Whether to only read columns specified in dtypes.

recover_modeJSONRecoveryMode, default JSONRecoveryMode.FAIL

Whether to raise an error or set corresponding values to null when encountering an invalid JSON line.

chunk_sizeint, default 100_000_000 bytes.

The number of bytes to be read in chunks. The chunk_size should be set to at least row_size.

Returns:
tuple

A tuple of (columns, column_name, child_names)

pylibcudf.io.json.read_json(SourceInfo source_info, list dtypes=None, compression_type compression=compression_type.AUTO, bool lines=False, size_t byte_range_offset=0, size_t byte_range_size=0, bool keep_quotes=False, bool mixed_types_as_string=False, bool prune_columns=False, json_recovery_mode_t recovery_mode=json_recovery_mode_t.FAIL) TableWithMetadata#

Reads an JSON file into a TableWithMetadata.

Parameters:
source_infoSourceInfo

The SourceInfo object to read the JSON file from.

dtypeslist, default None

Set data types for the columns in the JSON file.

Each element of the list has the format (column_name, column_dtype, list of child dtypes), where the list of child dtypes is an empty list if the child is not a nested type (list or struct dtype), and is of format (column_child_name, column_child_type, list of grandchild dtypes).

compression: CompressionType, default CompressionType.AUTO

The compression format of the JSON source.

byte_range_offsetsize_t, default 0

Number of bytes to skip from source start.

byte_range_sizesize_t, default 0

Number of bytes to read. By default, will read all bytes.

keep_quotesbool, default False

Whether the reader should keep quotes of string values.

mixed_types_as_stringbool, default False

If True, mixed type columns are returned as string columns. If False parsing mixed type columns will thrown an error.

prune_columnsbool, default False

Whether to only read columns specified in dtypes.

recover_modeJSONRecoveryMode, default JSONRecoveryMode.FAIL

Whether to raise an error or set corresponding values to null when encountering an invalid JSON line.

Returns:
TableWithMetadata

The Table and its corresponding metadata (column names) that were read in.

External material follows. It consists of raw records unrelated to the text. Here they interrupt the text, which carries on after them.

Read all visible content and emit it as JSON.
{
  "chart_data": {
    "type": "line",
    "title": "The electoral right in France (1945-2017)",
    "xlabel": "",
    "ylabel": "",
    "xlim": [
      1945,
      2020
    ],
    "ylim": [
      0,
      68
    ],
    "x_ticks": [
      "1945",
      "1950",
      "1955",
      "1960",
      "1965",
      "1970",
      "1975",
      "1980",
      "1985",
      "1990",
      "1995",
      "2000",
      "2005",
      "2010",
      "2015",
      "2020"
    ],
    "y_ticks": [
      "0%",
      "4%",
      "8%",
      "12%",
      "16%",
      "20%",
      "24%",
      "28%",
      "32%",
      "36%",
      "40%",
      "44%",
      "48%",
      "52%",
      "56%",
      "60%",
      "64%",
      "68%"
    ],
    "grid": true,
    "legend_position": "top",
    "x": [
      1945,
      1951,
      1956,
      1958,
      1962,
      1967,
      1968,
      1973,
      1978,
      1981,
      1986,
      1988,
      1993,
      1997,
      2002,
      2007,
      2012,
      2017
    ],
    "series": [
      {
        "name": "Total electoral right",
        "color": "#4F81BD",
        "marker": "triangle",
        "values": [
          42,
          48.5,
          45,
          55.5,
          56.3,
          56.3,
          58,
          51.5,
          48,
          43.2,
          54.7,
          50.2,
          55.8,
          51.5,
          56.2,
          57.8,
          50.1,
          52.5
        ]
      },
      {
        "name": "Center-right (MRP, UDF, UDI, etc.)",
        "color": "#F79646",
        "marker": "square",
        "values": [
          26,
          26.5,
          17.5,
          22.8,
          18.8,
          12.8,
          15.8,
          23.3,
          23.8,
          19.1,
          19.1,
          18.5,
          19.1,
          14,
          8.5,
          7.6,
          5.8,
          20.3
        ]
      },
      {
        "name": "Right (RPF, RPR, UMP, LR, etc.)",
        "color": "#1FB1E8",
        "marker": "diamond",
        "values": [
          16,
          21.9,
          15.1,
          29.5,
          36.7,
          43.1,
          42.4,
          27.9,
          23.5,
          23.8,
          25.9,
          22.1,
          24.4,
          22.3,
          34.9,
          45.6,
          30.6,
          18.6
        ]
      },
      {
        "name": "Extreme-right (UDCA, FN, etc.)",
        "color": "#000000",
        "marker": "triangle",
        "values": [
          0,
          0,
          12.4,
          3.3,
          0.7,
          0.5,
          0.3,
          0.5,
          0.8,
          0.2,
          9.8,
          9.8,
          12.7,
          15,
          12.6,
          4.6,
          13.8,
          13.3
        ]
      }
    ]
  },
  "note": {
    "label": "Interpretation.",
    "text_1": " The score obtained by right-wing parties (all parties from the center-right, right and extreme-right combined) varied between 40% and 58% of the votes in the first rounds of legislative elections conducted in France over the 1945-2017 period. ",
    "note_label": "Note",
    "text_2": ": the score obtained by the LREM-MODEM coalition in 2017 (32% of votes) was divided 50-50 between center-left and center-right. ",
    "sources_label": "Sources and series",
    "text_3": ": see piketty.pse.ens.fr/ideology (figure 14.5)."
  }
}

pylibcudf.io.json.write_json(SinkInfo sink_info, TableWithMetadata table_w_meta, unicode na_rep=u'', bool include_nulls=False, bool lines=False, size_type rows_per_chunk=numeric_limits[size_type].max(), unicode true_value=u'true', unicode false_value=u'false') void#

Writes a Table to JSON format.

Parameters:
sink_info: SinkInfo

The SinkInfo object to write the JSON to.

table_w_meta: TableWithMetadata

The TableWithMetadata object containing the Table to write

na_rep: str, default “”

The string representation for null values.

include_nulls: bool, default False

Enables/Disables output of nulls as ‘null’.

lines: bool, default False

If True, write output in the JSON lines format.

rows_per_chunk: size_type, defaults to length of the input table

The maximum number of rows to write at a time.

true_value: str, default “true”

The string representation for values != 0 in INT8 types.

false_value: str, default “false”

The string representation for values == 0 in INT8 types.